É fundamental que, dentro da zona urbana, o transporte público seja prioritário e tenha possibilidades que os outros não têm. Temos de criar inibições ao transporte privado para que o público funcione. Se não limitar o privado, o público não circula à velocidade que devia. Em Coimbra alguém respeita o corredor Bus? Ninguém. Em Lisboa, tenho uma multa. Aqui, não se multa ninguém. As pessoas estacionam numa rotunda e está tudo bem. Há que mexer nestes hábitos e mudá-los, senão continuamos a perder para outras cidades de média dimensão que estão a avançar e parece que estamos parados no tempo. 

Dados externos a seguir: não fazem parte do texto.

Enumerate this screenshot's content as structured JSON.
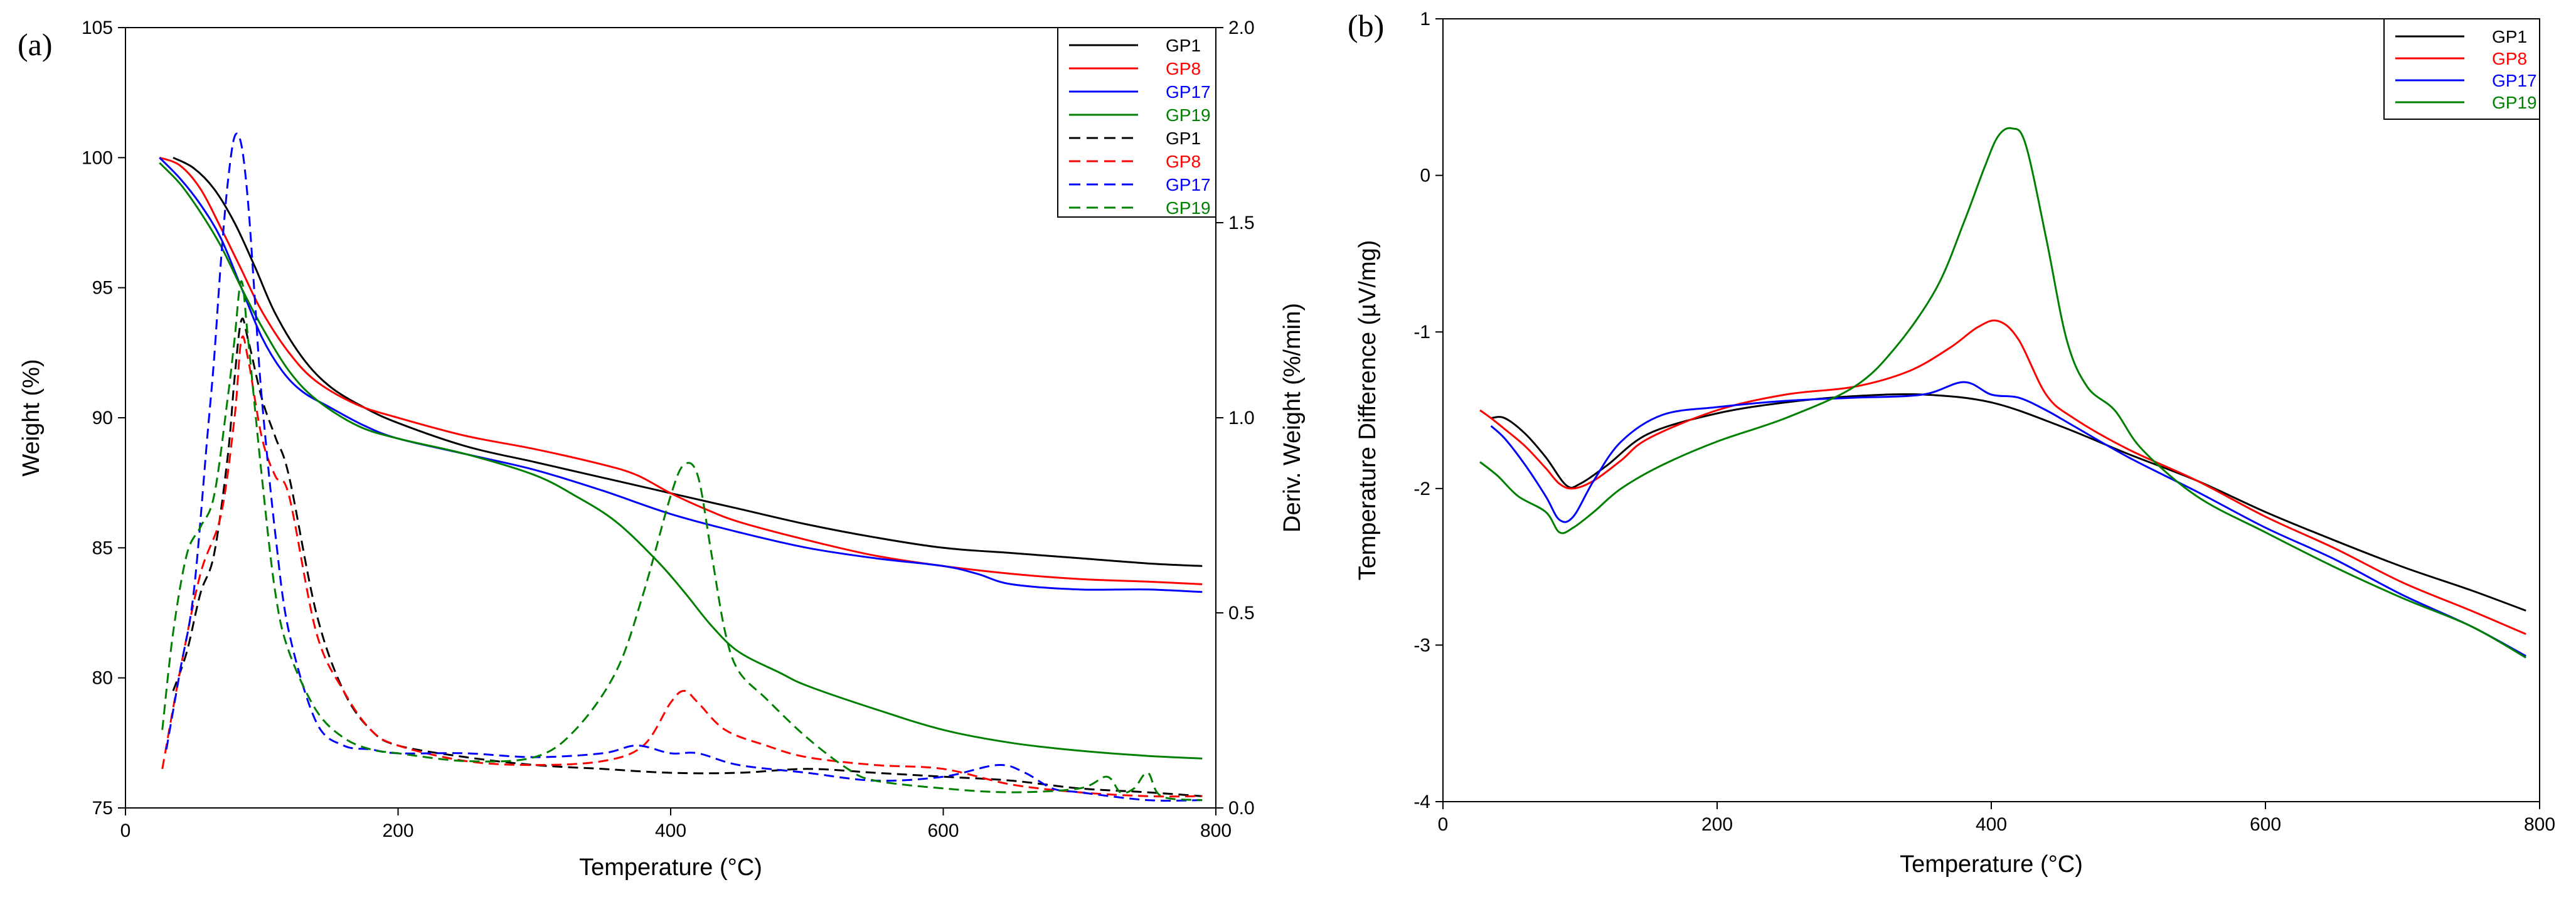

Depois de 20 anos a pensar a cidade que balanço faz? Estamos na cidade que imaginou?

Sinto o mesmo que aconteceu em Anadia.  Fiz o Plano Director e disse: «Está na hora de ir embora porque já não consigo mudar mais». Fui embora porque senti que já não podia fazer mais pela cidade. Estava amarrado, não conseguia sair dali. Era uma luta enorme para manter as regras que tinha definido. Quando senti que esta metodologia que implementei [no departamento do centro histórico], com boa vontade dos técnicos, não estava a repercutir-se noutros sítios, senti que já não estava lá a fazer nada. Tinha posto aquilo a funcionar e o resultado na organização era zero. 

Por causa da burocracia?

Sim… A ideia que as pessoas tinham de que o facto de nós colaborarmos com as pessoas e tentarmos ajudar era facilitar. Não facilitávamos nada; fazíamos o mesmo que eles fazem, mas de outra maneira, mais eficaz – eles [os promotores] tinham de cumprir tudo na mesma. É a pessoa estar propensa para o serviço público.